Tata Steel flattered the street although the analysts, as usual had got their estimates wrong. Tata Steel reported 100% growth in net profits at Rs.1952 crore for Q1. While the revenues grew by 20%, the EBITDA was almost flat on a YOY basis. Tata Steel saw good traction on its domestic as well as its European business in the quarter. This profit includes the consolidation of Bhushan Steel during the quarter. Most of the steel companies are benefiting from protectionist policies, higher steel prices and the prospects of a massive surge in steel in demand in India over the next decade.
If you really want to gauge the problems of the telecom industry, you need to take a more perspective view of the telecom space. The damage in the last 3 years has been huge. Telecom profit halved in the last 3 years even as margins dropped by nearly 1000 basis points. Remember, a 10% drop in margins is huge by any standards. While competition was always the challenge in the telecom space, the completion has become more acute after the entry of Jio. The fall in profits was across Bharti, Vodafone and Idea. The biggest casualty of this fall has been that the Average Realization per Unit (ARPU) is down sharply. In fact, the ARPUs of Bharti has fallen from a high of Rs.170 couple of years back to a low of just about Rs.110 in the latest quarter. Obviously, profits and loan repayments could be under pressure!

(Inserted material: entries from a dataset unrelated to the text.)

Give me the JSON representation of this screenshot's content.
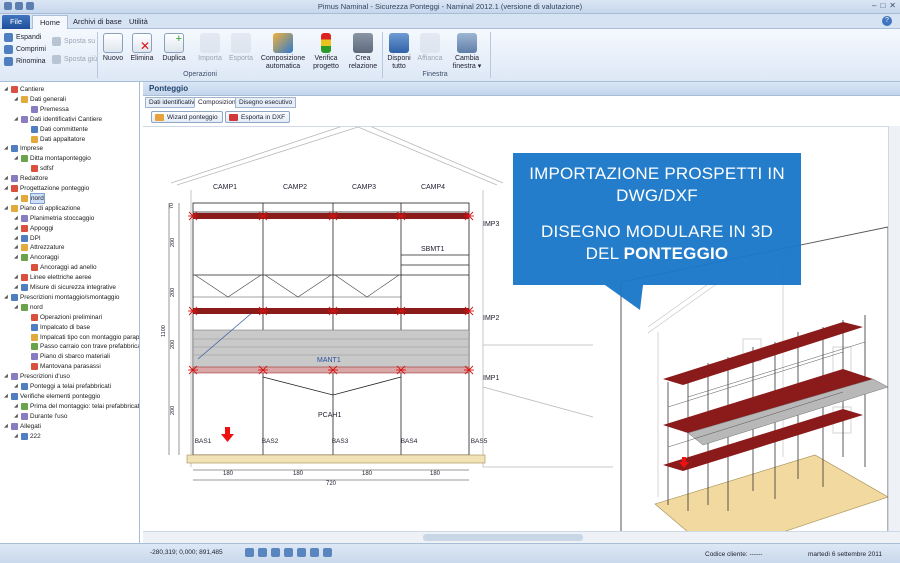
{
  "window": {
    "title": "Pimus Naminal - Sicurezza Ponteggi - Naminal 2012.1 (versione di valutazione)"
  },
  "tabs": [
    "File",
    "Home",
    "Archivi di base",
    "Utilità"
  ],
  "ribbon": {
    "left_small": [
      "Espandi",
      "Comprimi",
      "Rinomina"
    ],
    "move_small": [
      "Sposta su",
      "Sposta giù"
    ],
    "buttons": [
      "Nuovo",
      "Elimina",
      "Duplica",
      "Importa",
      "Esporta",
      "Composizione automatica",
      "Verifica progetto",
      "Crea relazione",
      "Disponi tutto",
      "Affianca",
      "Cambia finestra"
    ],
    "groups": [
      "Operazioni",
      "Finestra"
    ]
  },
  "tree": [
    {
      "label": "Cantiere",
      "level": 0
    },
    {
      "label": "Dati generali",
      "level": 1
    },
    {
      "label": "Premessa",
      "level": 2
    },
    {
      "label": "Dati identificativi Cantiere",
      "level": 1
    },
    {
      "label": "Dati committente",
      "level": 2
    },
    {
      "label": "Dati appaltatore",
      "level": 2
    },
    {
      "label": "Imprese",
      "level": 0
    },
    {
      "label": "Ditta montaponteggio",
      "level": 1
    },
    {
      "label": "sdfsf",
      "level": 2
    },
    {
      "label": "Redattore",
      "level": 0
    },
    {
      "label": "Progettazione ponteggio",
      "level": 0
    },
    {
      "label": "nord",
      "level": 1,
      "selected": true
    },
    {
      "label": "Piano di applicazione",
      "level": 0
    },
    {
      "label": "Planimetria stoccaggio",
      "level": 1
    },
    {
      "label": "Appoggi",
      "level": 1
    },
    {
      "label": "DPI",
      "level": 1
    },
    {
      "label": "Attrezzature",
      "level": 1
    },
    {
      "label": "Ancoraggi",
      "level": 1
    },
    {
      "label": "Ancoraggi ad anello",
      "level": 2
    },
    {
      "label": "Linee elettriche aeree",
      "level": 1
    },
    {
      "label": "Misure di sicurezza integrative",
      "level": 1
    },
    {
      "label": "Prescrizioni montaggio/smontaggio",
      "level": 0
    },
    {
      "label": "nord",
      "level": 1
    },
    {
      "label": "Operazioni preliminari",
      "level": 2
    },
    {
      "label": "Impalcato di base",
      "level": 2
    },
    {
      "label": "Impalcati tipo con montaggio parapetti",
      "level": 2
    },
    {
      "label": "Passo carraio con trave prefabbricata",
      "level": 2
    },
    {
      "label": "Piano di sbarco materiali",
      "level": 2
    },
    {
      "label": "Mantovana parasassi",
      "level": 2
    },
    {
      "label": "Prescrizioni d'uso",
      "level": 0
    },
    {
      "label": "Ponteggi a telai prefabbricati",
      "level": 1
    },
    {
      "label": "Verifiche elementi ponteggio",
      "level": 0
    },
    {
      "label": "Prima del montaggio: telai prefabbricati",
      "level": 1
    },
    {
      "label": "Durante l'uso",
      "level": 1
    },
    {
      "label": "Allegati",
      "level": 0
    },
    {
      "label": "222",
      "level": 1
    }
  ],
  "panel": {
    "title": "Ponteggio",
    "subtabs": [
      "Dati identificativi",
      "Composizione",
      "Disegno esecutivo"
    ],
    "toolbar": [
      "Wizard ponteggio",
      "Esporta in DXF"
    ]
  },
  "drawing": {
    "campate": [
      "CAMP1",
      "CAMP2",
      "CAMP3",
      "CAMP4"
    ],
    "impalcati": [
      "IMP3",
      "IMP2",
      "IMP1"
    ],
    "labels": {
      "sbmt": "SBMT1",
      "mant": "MANT1",
      "pcah": "PCAH1"
    },
    "basi": [
      "BAS1",
      "BAS2",
      "BAS3",
      "BAS4",
      "BAS5"
    ],
    "bottom_dims": [
      "180",
      "180",
      "180",
      "180"
    ],
    "total_dim": "720",
    "left_dims": [
      "70",
      "200",
      "200",
      "200",
      "200"
    ],
    "total_height": "1100"
  },
  "callout": {
    "line1": "IMPORTAZIONE PROSPETTI IN",
    "line2": "DWG/DXF",
    "line3": "DISEGNO MODULARE IN 3D",
    "line4_normal": "DEL ",
    "line4_bold": "PONTEGGIO"
  },
  "status": {
    "coords": "-280,319; 0,000; 891,485",
    "client": "Codice cliente: ------",
    "date": "martedì 6 settembre 2011"
  },
  "colors": {
    "accent": "#1f5fae",
    "callout": "#1877c9",
    "deck": "#8b1a1a",
    "anchor": "#d11"
  }
}
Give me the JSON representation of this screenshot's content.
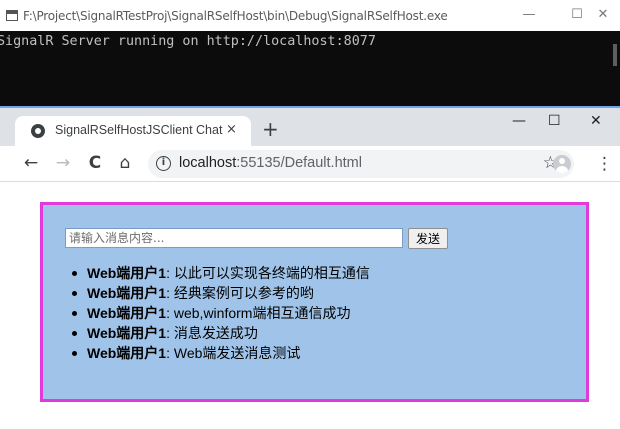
{
  "console": {
    "title": "F:\\Project\\SignalRTestProj\\SignalRSelfHost\\bin\\Debug\\SignalRSelfHost.exe",
    "output": "SignalR Server running on http://localhost:8077",
    "controls": {
      "minimize": "—",
      "maximize": "☐",
      "close": "✕"
    }
  },
  "browser": {
    "tab_title": "SignalRSelfHostJSClient Chat",
    "tab_close": "×",
    "new_tab": "+",
    "controls": {
      "minimize": "—",
      "maximize": "☐",
      "close": "✕"
    },
    "nav": {
      "back": "←",
      "forward": "→",
      "reload": "C",
      "home": "⌂"
    },
    "url_host": "localhost",
    "url_rest": ":55135/Default.html",
    "info_icon": "i",
    "star_icon": "☆",
    "menu_icon": "⋮"
  },
  "chat": {
    "input_placeholder": "请输入消息内容...",
    "send_label": "发送",
    "messages": [
      {
        "user": "Web端用户1",
        "sep": ": ",
        "text": "以此可以实现各终端的相互通信"
      },
      {
        "user": "Web端用户1",
        "sep": ": ",
        "text": "经典案例可以参考的哟"
      },
      {
        "user": "Web端用户1",
        "sep": ": ",
        "text": "web,winform端相互通信成功"
      },
      {
        "user": "Web端用户1",
        "sep": ": ",
        "text": "消息发送成功"
      },
      {
        "user": "Web端用户1",
        "sep": ": ",
        "text": "Web端发送消息测试"
      }
    ]
  },
  "colors": {
    "console_bg": "#0c0c0c",
    "chat_bg": "#a0c4e9",
    "chat_border": "#e03adb"
  }
}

Even as the disputes around oil are building up globally, OPEC has downsized oil demand estimates for the full year 2019. OPEC has estimated daily demand for the full year at 32.05 million bpd, nearly 130,000 lower than the previous forecast. Saudi Arabia has already cut supply to avoid a return to oversupply situation. The OPEC expects that the global trade war is likely to take its toll on global demand for oil, especially from China which is the worst hit by the trade sanctions. This could lead to demand contraction and that has been one of the reasons why oil prices have been weak of late.